Ensimismado por el paisaje que se abre ante él, el caminante se impresiona al posar su mirada en el roque bermejo de la derecha. Ve una cara completa: ojos hundidos, profundos, dos cuevas desiguales; párpado, mejilla y oreja izquierdas salpicadas de líquenes de colores, naranja, rojizo, blanco, verde, como si se hubiese maquillado; nariz erosionada con sólo una fosa nasal y boca incompleta con labio inferior velado por una pequeña cascada de hongo y piedra.

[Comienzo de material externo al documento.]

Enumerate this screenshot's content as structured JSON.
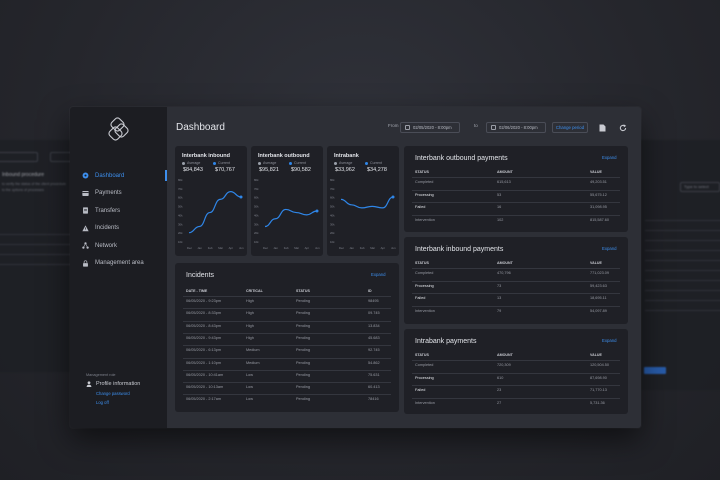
{
  "sidebar": {
    "items": [
      {
        "label": "Dashboard",
        "icon": "dashboard-icon",
        "active": true
      },
      {
        "label": "Payments",
        "icon": "card-icon"
      },
      {
        "label": "Transfers",
        "icon": "document-icon"
      },
      {
        "label": "Incidents",
        "icon": "warning-icon"
      },
      {
        "label": "Network",
        "icon": "network-icon"
      },
      {
        "label": "Management area",
        "icon": "lock-icon"
      }
    ],
    "footer": {
      "role": "Management role",
      "profile": "Profile information",
      "change_password": "Change password",
      "logout": "Log off"
    }
  },
  "header": {
    "title": "Dashboard",
    "from_label": "From",
    "from_value": "02/05/2020 - 8:00pm",
    "to_label": "to",
    "to_value": "02/06/2020 - 8:00pm",
    "change_period": "Change period"
  },
  "charts": [
    {
      "title": "Interbank inbound",
      "legend_avg": "Average",
      "legend_cur": "Current",
      "avg": "$84,843",
      "cur": "$70,767",
      "chart_data": {
        "type": "line",
        "x": [
          "Dec",
          "Jan",
          "Feb",
          "Mar",
          "Apr",
          "Jun"
        ],
        "ylabels": [
          "80k",
          "70k",
          "60k",
          "50k",
          "40k",
          "30k",
          "20k",
          "10k"
        ],
        "series": [
          {
            "values": [
              12,
              20,
              38,
              55,
              65,
              58
            ]
          }
        ]
      }
    },
    {
      "title": "Interbank outbound",
      "legend_avg": "Average",
      "legend_cur": "Current",
      "avg": "$95,821",
      "cur": "$90,582",
      "chart_data": {
        "type": "line",
        "x": [
          "Dec",
          "Jan",
          "Feb",
          "Mar",
          "Apr",
          "Jun"
        ],
        "ylabels": [
          "80k",
          "70k",
          "60k",
          "50k",
          "40k",
          "30k",
          "20k",
          "10k"
        ],
        "series": [
          {
            "values": [
              20,
              30,
              42,
              38,
              35,
              40
            ]
          }
        ]
      }
    },
    {
      "title": "Intrabank",
      "legend_avg": "Average",
      "legend_cur": "Current",
      "avg": "$33,962",
      "cur": "$34,278",
      "chart_data": {
        "type": "line",
        "x": [
          "Dec",
          "Jan",
          "Feb",
          "Mar",
          "Apr",
          "Jun"
        ],
        "ylabels": [
          "80k",
          "70k",
          "60k",
          "50k",
          "40k",
          "30k",
          "20k",
          "10k"
        ],
        "series": [
          {
            "values": [
              55,
              48,
              44,
              46,
              44,
              58
            ]
          }
        ]
      }
    }
  ],
  "incidents": {
    "title": "Incidents",
    "expand": "Expand",
    "headers": [
      "DATE - TIME",
      "CRITICAL",
      "STATUS",
      "ID"
    ],
    "rows": [
      [
        "06/05/2020 - 9:23pm",
        "High",
        "Pending",
        "98495"
      ],
      [
        "06/05/2020 - 8:33pm",
        "High",
        "Pending",
        "09.745"
      ],
      [
        "06/05/2020 - 8:43pm",
        "High",
        "Pending",
        "13.834"
      ],
      [
        "06/05/2020 - 9:43pm",
        "High",
        "Pending",
        "45.683"
      ],
      [
        "06/05/2020 - 6:13pm",
        "Medium",
        "Pending",
        "92.745"
      ],
      [
        "06/05/2020 - 1:10pm",
        "Medium",
        "Pending",
        "54.862"
      ],
      [
        "06/05/2020 - 10:41am",
        "Low",
        "Pending",
        "75.631"
      ],
      [
        "06/05/2020 - 10:13am",
        "Low",
        "Pending",
        "60.413"
      ],
      [
        "06/05/2020 - 2:17am",
        "Low",
        "Pending",
        "78416"
      ]
    ]
  },
  "outbound": {
    "title": "Interbank outbound payments",
    "expand": "Expand",
    "headers": [
      "STATUS",
      "AMOUNT",
      "VALUE"
    ],
    "rows": [
      [
        "Completed",
        "615,613",
        "49,203.51"
      ],
      [
        "Processing",
        "53",
        "55,675.12"
      ],
      [
        "Failed",
        "16",
        "31,098.95"
      ],
      [
        "Intervention",
        "102",
        "815,587.60"
      ]
    ]
  },
  "inbound": {
    "title": "Interbank inbound payments",
    "expand": "Expand",
    "headers": [
      "STATUS",
      "AMOUNT",
      "VALUE"
    ],
    "rows": [
      [
        "Completed",
        "470,796",
        "771,023.09"
      ],
      [
        "Processing",
        "73",
        "59,423.63"
      ],
      [
        "Failed",
        "13",
        "18,695.11"
      ],
      [
        "Intervention",
        "79",
        "54,097.89"
      ]
    ]
  },
  "intrabank": {
    "title": "Intrabank payments",
    "expand": "Expand",
    "headers": [
      "STATUS",
      "AMOUNT",
      "VALUE"
    ],
    "rows": [
      [
        "Completed",
        "720,309",
        "120,504.50"
      ],
      [
        "Processing",
        "610",
        "87,698.90"
      ],
      [
        "Failed",
        "23",
        "71,770.13"
      ],
      [
        "Intervention",
        "27",
        "5,731.36"
      ]
    ]
  },
  "bg_left": {
    "title": "Inbound procedure",
    "line1": "to verify the status of the client procedure",
    "line2": "to the options of processes"
  },
  "bg_right": {
    "title": "nts",
    "field": "Type to select"
  },
  "colors": {
    "accent": "#3d8fee",
    "line": "#2f86e8",
    "bg": "#2d2f36",
    "card": "#1f2026",
    "sidebar": "#1c1d22"
  }
}
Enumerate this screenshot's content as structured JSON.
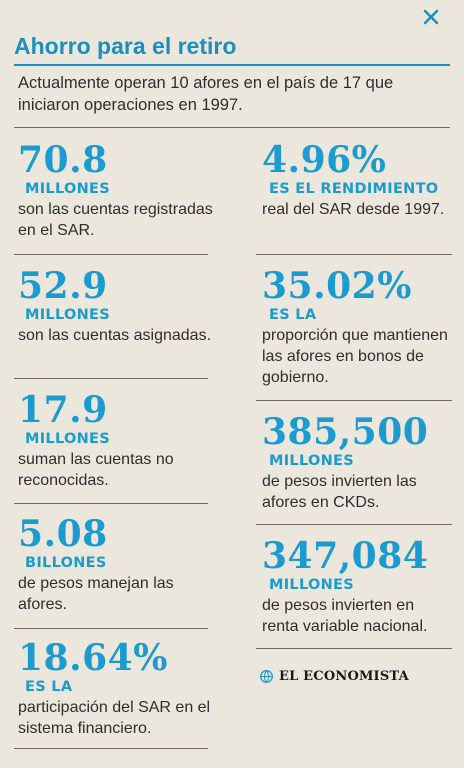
{
  "header": {
    "title": "Ahorro para el retiro",
    "intro": "Actualmente operan 10 afores en el país de 17 que iniciaron operaciones en 1997."
  },
  "left_stats": [
    {
      "value": "70.8",
      "unit": "MILLONES",
      "desc": "son las cuentas registradas en el SAR."
    },
    {
      "value": "52.9",
      "unit": "MILLONES",
      "desc": "son las cuentas asignadas."
    },
    {
      "value": "17.9",
      "unit": "MILLONES",
      "desc": "suman las cuentas no reconocidas."
    },
    {
      "value": "5.08",
      "unit": "BILLONES",
      "desc": "de pesos manejan las afores."
    },
    {
      "value": "18.64%",
      "unit": "ES LA",
      "desc": "participación del SAR en el sistema financiero."
    }
  ],
  "right_stats": [
    {
      "value": "4.96%",
      "unit": "ES EL RENDIMIENTO",
      "desc": "real del SAR desde 1997."
    },
    {
      "value": "35.02%",
      "unit": "ES LA",
      "desc": "proporción que mantienen las afores en bonos de gobierno."
    },
    {
      "value": "385,500",
      "unit": "MILLONES",
      "desc": "de pesos invierten las afores en CKDs."
    },
    {
      "value": "347,084",
      "unit": "MILLONES",
      "desc": "de pesos invierten en renta variable nacional."
    }
  ],
  "brand": {
    "name": "EL ECONOMISTA"
  },
  "colors": {
    "accent": "#1c9bd0",
    "background": "#ece7dc",
    "text": "#2e2e2e"
  }
}
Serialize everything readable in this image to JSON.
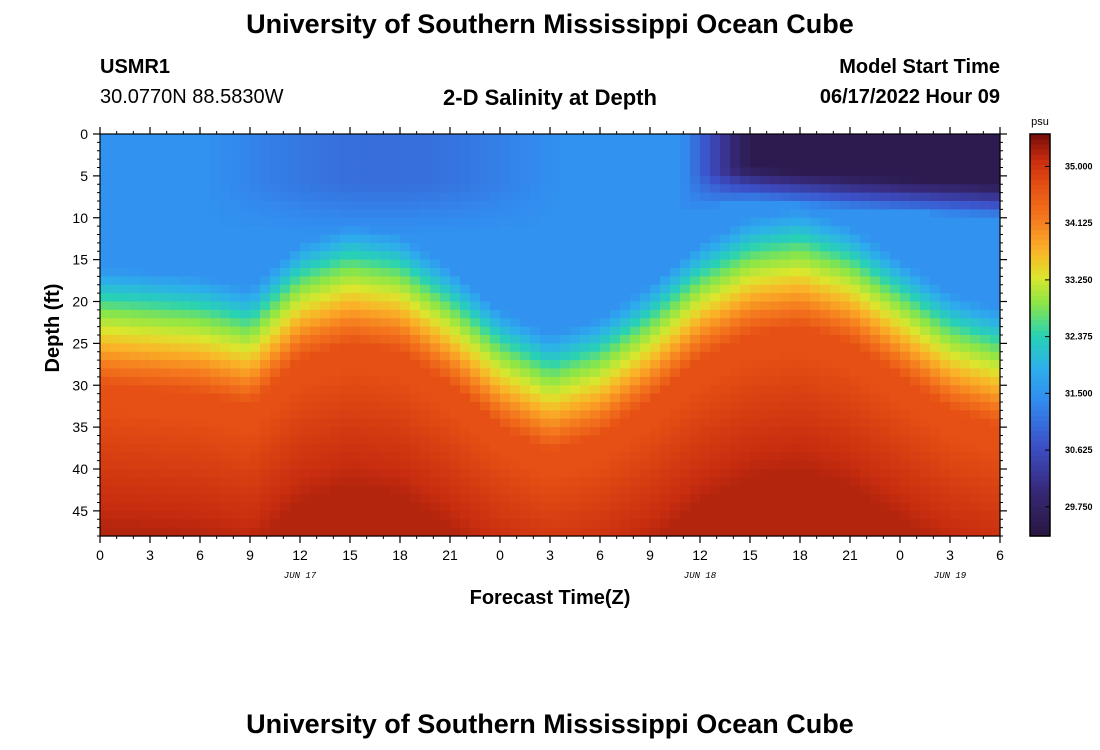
{
  "header": {
    "title": "University of Southern Mississippi Ocean Cube",
    "station_id": "USMR1",
    "coordinates": "30.0770N  88.5830W",
    "subtitle": "2-D Salinity at Depth",
    "model_label": "Model Start Time",
    "model_time": "06/17/2022 Hour 09"
  },
  "footer": {
    "title": "University of Southern Mississippi Ocean Cube"
  },
  "colors": {
    "deep_blue": "#2b1a45",
    "blue": "#3a8ff0",
    "green": "#2fd4a0",
    "yellow": "#c8e830",
    "orange": "#e85a18",
    "dark_red": "#7a0c08"
  },
  "chart_data": {
    "type": "heatmap",
    "title": "2-D Salinity at Depth",
    "xlabel": "Forecast Time(Z)",
    "ylabel": "Depth (ft)",
    "x_hours_range": [
      0,
      54
    ],
    "ylim": [
      0,
      48
    ],
    "x_tick_labels": [
      "0",
      "3",
      "6",
      "9",
      "12",
      "15",
      "18",
      "21",
      "0",
      "3",
      "6",
      "9",
      "12",
      "15",
      "18",
      "21",
      "0",
      "3",
      "6"
    ],
    "y_ticks": [
      0,
      5,
      10,
      15,
      20,
      25,
      30,
      35,
      40,
      45
    ],
    "date_labels": [
      {
        "label": "JUN 17",
        "hour": 12
      },
      {
        "label": "JUN 18",
        "hour": 36
      },
      {
        "label": "JUN 19",
        "hour": 51
      }
    ],
    "colorbar": {
      "unit": "psu",
      "min": 29.3,
      "max": 35.5,
      "ticks": [
        "35.000",
        "34.125",
        "33.250",
        "32.375",
        "31.500",
        "30.625",
        "29.750"
      ]
    },
    "halocline": {
      "description": "Depth (ft) of the mid-salinity (~32.8 psu) transition vs forecast hour",
      "hours": [
        0,
        6,
        9,
        12,
        15,
        18,
        21,
        24,
        27,
        30,
        33,
        36,
        39,
        42,
        45,
        48,
        51,
        54
      ],
      "depth_ft": [
        21,
        22,
        23.5,
        18,
        16,
        17,
        21,
        26,
        29,
        27,
        23,
        18,
        15,
        14,
        16,
        20,
        24,
        26
      ]
    },
    "surface_min_region": {
      "description": "Low-salinity (~29.5 psu) surface water, late forecast",
      "hours": [
        35,
        39,
        45,
        54
      ],
      "bottom_depth_ft": [
        9,
        8,
        9,
        10
      ]
    }
  }
}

En la cabeza, deforme y un tanto ovalada, coronada de liquen anaranjado, también vislumbra el paseante otras caras expresivas, aunque no tanto como la que se dibuja en el roquete de la izquierda, con la boca negra abierta de par en par, una minúscula pero respingona nariz, como una mota oscura, y los ojos cavernosos que parecen asombrados.
Totalmente abstraído, casi embelesado, el caminante tiene la sensación de no encontrarse solo, de que está en compañía de otros seres tan vivos como él y que le transmiten una placentera calma.
La misma serenidad que lo embarga cuando contempla Tamadaba, verdeando tras las lluvias, donde vuelve a ver caras diversas, y cuerpos acostados, perfilados en las laderas, y, cruzando el mar, la gigantesca valquiria, que navega boca arriba sobre las aguas, y cuya teta, el Teide, despunta sobre las nubes.
Y cuando, casi hechizado, deja perder su mirada en el azul, el paseante siente que, aunque ínfima, es una parte más del infinito mundo que lo circunda, una mota de polvo en el camino; entonces, esbozando una emotiva sonrisa, levanta los brazos al aire, mira al cielo, y musita: ¡gracias, gracias, gracias!